EMA overcomes its own prejudice to approve PrEP in Europe: four years too late
1 August 2016. Related: HIV prevention and transmission.
Simon Collins, HIV i-Base
On 22 July 2016, the European Medicines Agency (EMA) overcame their own organisational blocks and finally recommended granting authorisation for TDF/FTC to be used as PrEP in the European Union (EU).
This has taken four years since the FDA approved PrEP in the US. The delay is directly due to inappropriate actions from the European agency for which no-one has yet formally taken responsibility.
The recommendation for approval (by the Committee for Medicinal Products for Human Use – CHMP) is based on the same clinical evidence that was used to approve PrEP in the US in July 2012 – iPrEX and the Partners PrEP study.
Following US approval, instead of allowing a similar application for EU access, the EMA took it upon itself to decide that PrEP was not for Europe – despite community pressure to enable access. Instead, a committee, acting without authority or transparency, decided to block access to the latest prevention options to people in the EU.
Their rational was an erroneous belief that there would be little demand for PrEP and a misguided concern that people using PrEP might use fewer condoms – the outcome that PrEP is specifically designed to protect against.
These concerns are not the remit for a scientific agency charged with evaluating efficacy and safety of medicines. To refute this, the EMA should provide examples of when statins, fibrates or other medicines for cardiovascular health have been withheld due to the committee concerns that people might continue to smoke cigarettes, enjoy pastries or exercise slightly less than recommended guidelines.
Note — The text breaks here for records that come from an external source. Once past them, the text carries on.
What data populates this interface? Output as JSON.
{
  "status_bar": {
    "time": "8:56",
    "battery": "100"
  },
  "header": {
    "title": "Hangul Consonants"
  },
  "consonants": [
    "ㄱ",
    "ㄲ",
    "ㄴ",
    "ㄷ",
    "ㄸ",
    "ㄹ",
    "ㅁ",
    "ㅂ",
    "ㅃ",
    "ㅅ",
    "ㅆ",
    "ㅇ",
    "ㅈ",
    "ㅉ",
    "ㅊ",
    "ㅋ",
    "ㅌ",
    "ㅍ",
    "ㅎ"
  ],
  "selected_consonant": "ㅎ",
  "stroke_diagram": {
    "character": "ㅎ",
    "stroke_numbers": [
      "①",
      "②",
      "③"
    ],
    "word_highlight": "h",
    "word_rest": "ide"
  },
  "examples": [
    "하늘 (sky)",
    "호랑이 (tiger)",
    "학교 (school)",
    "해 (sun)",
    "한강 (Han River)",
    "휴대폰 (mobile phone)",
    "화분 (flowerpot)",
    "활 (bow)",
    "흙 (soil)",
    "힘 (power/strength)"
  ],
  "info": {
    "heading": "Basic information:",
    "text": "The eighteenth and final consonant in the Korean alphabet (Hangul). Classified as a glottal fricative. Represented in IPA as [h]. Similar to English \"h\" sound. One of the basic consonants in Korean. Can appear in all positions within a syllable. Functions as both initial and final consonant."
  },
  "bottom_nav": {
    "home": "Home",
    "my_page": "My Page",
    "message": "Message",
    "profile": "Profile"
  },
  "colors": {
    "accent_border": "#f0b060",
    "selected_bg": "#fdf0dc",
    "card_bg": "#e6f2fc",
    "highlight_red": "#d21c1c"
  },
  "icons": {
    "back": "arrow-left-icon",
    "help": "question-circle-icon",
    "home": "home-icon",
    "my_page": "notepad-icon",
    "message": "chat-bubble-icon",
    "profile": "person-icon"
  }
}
In this case the EMA took inappropriate moral – rather than scientific – decisions to block access to the most advanced option for protection against HIV infection.
In doing this they disproportionately affected marginalised populations including gay men, people who inject drugs, sex workers and migrant communities.
Comment
Recommendations by the CHMP need to be formally adopted by the EU, after which, as with all medicines, each member country negotiates access, price and reimbursement.
France announced an early access programme for PrEP in November 2015.
The EMA delays played a role in the tens of thousands of new HIV infections that occurred since 2012 – and yet no-one from the EMA has acknowledged this lack of transparency in the approval process or taken personal responsibility for these decisions.
References:
- EMA press release. First medicine for HIV pre-exposure prophylaxis recommended for approval in the EU. 22 July 2016.